Congratulations! 🎉 You have successfully installed and set up Whisper AI for transcription. For further details, visit the Whisper GitHub repository.

FFmpeg Command Breakdown for Extracting Slides from a PowerPoint Video

Command:

ffmpeg -i "PresentationVideo.mp4" -filter_complex "select=gt(scene\,0.2)" "slides/%04d.jpg" -vsync vfr

Explanation of Each Component:

1. ffmpeg

  • The command-line tool used for video and audio processing.

2. -i "PresentationVideo.mp4"

  • Specifies the input video file: PresentationVideo.mp4 (the recorded PowerPoint or slide presentation).

3. -filter_complex "select=gt(scene\,0.2)"
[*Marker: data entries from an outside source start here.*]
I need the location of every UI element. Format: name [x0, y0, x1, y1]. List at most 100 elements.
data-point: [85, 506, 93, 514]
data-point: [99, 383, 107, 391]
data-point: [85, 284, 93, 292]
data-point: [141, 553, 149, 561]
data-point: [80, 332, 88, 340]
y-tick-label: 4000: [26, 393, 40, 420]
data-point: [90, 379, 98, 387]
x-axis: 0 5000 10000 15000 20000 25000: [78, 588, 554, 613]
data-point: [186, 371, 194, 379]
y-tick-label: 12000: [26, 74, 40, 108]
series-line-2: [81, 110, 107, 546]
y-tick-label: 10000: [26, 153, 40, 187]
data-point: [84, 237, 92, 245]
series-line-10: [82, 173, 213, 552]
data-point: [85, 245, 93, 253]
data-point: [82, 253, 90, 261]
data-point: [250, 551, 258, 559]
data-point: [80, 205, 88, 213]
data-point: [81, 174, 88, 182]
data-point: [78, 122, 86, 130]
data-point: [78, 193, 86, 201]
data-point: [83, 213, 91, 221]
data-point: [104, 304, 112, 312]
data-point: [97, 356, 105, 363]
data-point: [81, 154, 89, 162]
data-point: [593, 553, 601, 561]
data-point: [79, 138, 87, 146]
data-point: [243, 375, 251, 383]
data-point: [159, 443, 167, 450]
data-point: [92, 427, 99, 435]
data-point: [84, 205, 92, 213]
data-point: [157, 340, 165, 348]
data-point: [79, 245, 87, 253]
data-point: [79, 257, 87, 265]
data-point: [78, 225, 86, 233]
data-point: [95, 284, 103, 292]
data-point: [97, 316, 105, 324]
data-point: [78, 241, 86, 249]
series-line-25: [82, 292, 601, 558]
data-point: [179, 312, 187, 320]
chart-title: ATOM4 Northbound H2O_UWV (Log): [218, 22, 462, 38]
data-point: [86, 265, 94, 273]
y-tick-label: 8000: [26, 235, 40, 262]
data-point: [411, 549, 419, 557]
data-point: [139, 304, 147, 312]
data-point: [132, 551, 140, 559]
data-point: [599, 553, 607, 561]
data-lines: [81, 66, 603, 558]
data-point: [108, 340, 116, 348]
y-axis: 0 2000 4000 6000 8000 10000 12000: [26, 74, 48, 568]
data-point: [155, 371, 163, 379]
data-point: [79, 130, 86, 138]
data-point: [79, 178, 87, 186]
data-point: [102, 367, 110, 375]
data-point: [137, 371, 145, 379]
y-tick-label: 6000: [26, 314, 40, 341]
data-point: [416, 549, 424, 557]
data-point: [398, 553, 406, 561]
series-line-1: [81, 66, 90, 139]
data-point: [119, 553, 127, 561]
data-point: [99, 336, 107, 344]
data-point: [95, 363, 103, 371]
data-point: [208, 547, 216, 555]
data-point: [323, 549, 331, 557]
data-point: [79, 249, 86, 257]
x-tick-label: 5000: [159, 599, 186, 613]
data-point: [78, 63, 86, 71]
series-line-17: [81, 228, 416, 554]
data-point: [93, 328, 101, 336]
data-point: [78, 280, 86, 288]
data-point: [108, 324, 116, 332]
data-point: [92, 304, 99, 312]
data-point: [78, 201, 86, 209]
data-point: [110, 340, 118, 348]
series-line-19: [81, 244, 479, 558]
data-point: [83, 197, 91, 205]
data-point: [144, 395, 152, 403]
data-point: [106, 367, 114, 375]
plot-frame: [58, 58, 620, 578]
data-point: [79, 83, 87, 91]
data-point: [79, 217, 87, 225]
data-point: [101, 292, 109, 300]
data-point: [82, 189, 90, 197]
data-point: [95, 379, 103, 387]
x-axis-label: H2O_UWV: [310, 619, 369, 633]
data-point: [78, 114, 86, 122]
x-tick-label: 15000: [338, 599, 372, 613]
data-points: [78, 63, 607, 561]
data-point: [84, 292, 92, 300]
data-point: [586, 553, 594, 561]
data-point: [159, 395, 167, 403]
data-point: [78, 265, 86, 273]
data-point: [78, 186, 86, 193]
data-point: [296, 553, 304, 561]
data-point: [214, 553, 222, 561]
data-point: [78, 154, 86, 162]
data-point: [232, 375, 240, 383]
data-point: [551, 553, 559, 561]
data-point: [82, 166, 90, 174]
  • -filter_complex: Enables complex filtering.
  • select=gt(scene,0.2):
    • Uses the scene detection filter to extract frames when significant slide transitions occur.
    • scene is a built-in metric that detects the difference between consecutive frames.
    • gt(scene,0.2):
      • gt() (greater than) selects frames where the scene change metric exceeds 20% (0.2).
      • This ensures that only major slide transitions are captured, avoiding minor visual changes.

4. "slides/%04d.jpg"

  • Saves the extracted slides as .jpg images in the slides/ directory. You must create this directory before using the command, or it will not work
  • %04d ensures images are numbered sequentially (e.g., 0001.jpg, 0002.jpg).

5. -vsync vfr

  • Ensures that only variable frame rate (VFR) frames matching the scene filter are kept, preventing unnecessary duplicate frames.

Effect of Changing the Scene Threshold (scene value)

Scene Change ThresholdEffect
0.05 (5%)Many frames extracted, including minor slide changes (animations, small transitions).
0.1 (10%)Fewer frames, capturing most major slide changes.
0.2 (20%)Extracts only clear slide transitions, ignoring minor visual changes.
0.3 (30%)Very few frames, capturing only the most drastic slide transitions.

Example with a Lower Scene Change Value

ffmpeg -i "PresentationVideo.mp4" -filter_complex "select=gt(scene\,0.1)" "slides/%04d.jpg" -vsync vfr
  • This command captures more frequent slide changes, useful if the slides have animations or frequent minor transitions.

Key Takeaways:

  • Lower scene values (e.g., 0.05–0.1) → Extract more frames, including small slide changes.
  • Higher scene values (e.g., 0.2–0.3) → Extract fewer frames, focusing on major slide transitions.
  • Adjust the value based on the type of PowerPoint presentation (animated vs. static slides).